Amor, nos conduziu a uma só morte


Caina atende quem a vida nos venceu”.
Assim eram as palavras deles,

Que quando eu entendi aquelas almas ofendidas,


Baixei o rosto e tanto o mantive baixo,
Que por fim o poeta me disse, “que pensa?”

Quando respondi, comecei,”Oh lasso,


Quão doces pensamentos, quanto desejo
Costurou a ambos neste doloroso passo!”.

Depois me voltei a eles para falar,


E comecei, “Francesca, os teus sofrimentos
Me fazem chorar triste e pio.

Mas me diz, no tempo dos doces suspiros,


Por que e como concedeste amor,
como conheceste os desejos duvidosos?”

E aquela a mim, “não há maior dor


Do que recordar do tempo feliz
Na miséria, assim sabe o teu doutor.

Mas se queres conhecer a primeira raiz


Do nosso amor que tanto te tocou
Direi como quem chora e conta sua história.

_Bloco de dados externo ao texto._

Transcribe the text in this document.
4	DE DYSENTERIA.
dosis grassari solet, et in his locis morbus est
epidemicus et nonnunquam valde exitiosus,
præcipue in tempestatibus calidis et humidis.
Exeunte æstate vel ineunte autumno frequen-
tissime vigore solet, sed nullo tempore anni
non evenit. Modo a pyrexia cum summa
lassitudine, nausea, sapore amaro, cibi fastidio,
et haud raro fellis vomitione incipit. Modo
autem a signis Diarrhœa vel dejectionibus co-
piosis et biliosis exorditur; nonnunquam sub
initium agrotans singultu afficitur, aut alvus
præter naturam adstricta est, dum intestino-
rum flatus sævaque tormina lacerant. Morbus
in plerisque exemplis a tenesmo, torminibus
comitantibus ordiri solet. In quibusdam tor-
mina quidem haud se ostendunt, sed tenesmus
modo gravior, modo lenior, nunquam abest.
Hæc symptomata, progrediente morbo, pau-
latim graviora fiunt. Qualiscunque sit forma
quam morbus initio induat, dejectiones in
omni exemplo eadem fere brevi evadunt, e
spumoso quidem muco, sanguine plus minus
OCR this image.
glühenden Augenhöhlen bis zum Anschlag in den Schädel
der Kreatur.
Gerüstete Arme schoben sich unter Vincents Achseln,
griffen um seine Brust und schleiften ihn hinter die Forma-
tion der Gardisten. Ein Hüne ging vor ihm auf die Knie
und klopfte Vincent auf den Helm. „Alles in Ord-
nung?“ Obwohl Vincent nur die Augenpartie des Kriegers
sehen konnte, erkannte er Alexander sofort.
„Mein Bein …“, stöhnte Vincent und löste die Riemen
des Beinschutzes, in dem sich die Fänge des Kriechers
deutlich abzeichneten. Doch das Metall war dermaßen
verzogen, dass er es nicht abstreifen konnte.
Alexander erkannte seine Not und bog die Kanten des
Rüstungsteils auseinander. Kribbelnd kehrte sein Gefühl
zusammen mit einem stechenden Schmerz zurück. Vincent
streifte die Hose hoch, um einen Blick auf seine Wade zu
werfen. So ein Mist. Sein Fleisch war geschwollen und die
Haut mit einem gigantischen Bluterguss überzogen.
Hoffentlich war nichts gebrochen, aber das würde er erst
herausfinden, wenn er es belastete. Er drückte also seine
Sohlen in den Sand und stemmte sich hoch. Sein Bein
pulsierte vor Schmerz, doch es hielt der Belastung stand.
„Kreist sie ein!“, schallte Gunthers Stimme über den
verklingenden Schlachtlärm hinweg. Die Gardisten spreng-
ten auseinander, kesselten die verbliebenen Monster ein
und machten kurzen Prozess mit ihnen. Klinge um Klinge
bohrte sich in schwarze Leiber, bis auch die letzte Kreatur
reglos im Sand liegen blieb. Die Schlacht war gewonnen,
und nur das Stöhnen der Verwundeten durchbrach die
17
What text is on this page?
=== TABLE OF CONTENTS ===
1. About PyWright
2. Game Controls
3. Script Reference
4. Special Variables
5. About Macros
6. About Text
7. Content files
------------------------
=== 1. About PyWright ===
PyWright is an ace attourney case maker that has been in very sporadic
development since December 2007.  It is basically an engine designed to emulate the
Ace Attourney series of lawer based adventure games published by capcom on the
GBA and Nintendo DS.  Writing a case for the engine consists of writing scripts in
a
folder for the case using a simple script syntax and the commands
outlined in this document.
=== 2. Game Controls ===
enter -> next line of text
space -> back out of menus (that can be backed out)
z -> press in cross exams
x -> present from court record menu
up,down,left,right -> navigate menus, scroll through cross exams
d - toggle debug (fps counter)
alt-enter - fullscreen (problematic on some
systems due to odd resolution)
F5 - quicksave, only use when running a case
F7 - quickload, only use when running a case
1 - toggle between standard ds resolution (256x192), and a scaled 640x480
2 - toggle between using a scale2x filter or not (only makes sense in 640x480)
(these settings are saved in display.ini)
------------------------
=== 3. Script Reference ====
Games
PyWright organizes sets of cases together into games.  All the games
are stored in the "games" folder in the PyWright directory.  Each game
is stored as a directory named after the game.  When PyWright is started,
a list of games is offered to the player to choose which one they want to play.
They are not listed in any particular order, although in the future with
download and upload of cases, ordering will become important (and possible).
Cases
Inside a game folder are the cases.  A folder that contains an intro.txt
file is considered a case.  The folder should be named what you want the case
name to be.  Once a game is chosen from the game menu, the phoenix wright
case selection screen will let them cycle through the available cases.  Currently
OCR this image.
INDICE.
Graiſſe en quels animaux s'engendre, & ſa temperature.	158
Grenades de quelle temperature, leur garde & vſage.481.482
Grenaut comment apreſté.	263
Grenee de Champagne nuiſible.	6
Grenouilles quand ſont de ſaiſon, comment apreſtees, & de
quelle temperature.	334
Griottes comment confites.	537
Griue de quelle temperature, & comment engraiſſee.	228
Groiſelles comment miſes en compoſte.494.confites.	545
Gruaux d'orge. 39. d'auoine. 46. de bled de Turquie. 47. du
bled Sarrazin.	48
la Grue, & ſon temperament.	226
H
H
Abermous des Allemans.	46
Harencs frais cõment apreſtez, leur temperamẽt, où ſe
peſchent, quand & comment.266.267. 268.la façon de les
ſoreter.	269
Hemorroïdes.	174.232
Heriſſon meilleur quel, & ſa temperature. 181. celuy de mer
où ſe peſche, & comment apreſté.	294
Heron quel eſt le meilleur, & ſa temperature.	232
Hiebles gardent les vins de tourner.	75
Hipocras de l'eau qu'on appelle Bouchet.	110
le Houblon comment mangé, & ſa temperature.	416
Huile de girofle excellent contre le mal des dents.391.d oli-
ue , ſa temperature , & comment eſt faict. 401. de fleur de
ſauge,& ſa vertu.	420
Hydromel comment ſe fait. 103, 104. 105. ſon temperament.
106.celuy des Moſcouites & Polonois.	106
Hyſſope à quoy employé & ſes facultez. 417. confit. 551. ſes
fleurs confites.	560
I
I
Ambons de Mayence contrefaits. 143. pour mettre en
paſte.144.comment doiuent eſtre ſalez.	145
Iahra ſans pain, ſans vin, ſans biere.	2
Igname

Nós líamos um dia por prazer


sobre Lancelote, como o amor o escravizou;
Estávamos sós e não suspeitávamos de nada.

Às vezes nossos olhos se encontravam


da leitura e o nosso rosto empalidecia;
Mas foi somente um ponto que nos venceu.

Quando lemos aquele riso distraído


Ser beijado pelo amante apaixonado,
Este, que nunca se separa de mim,

A boca me beijou tremendo inteiro.


Galeotto foi o livro e quem o escreveu:
Daquele dia em diante não o lemos mais”.

Enquanto um espírito disse isso,


O outro chorava; de modo que a piedade
De golpe me fez sentir como se eu morresse.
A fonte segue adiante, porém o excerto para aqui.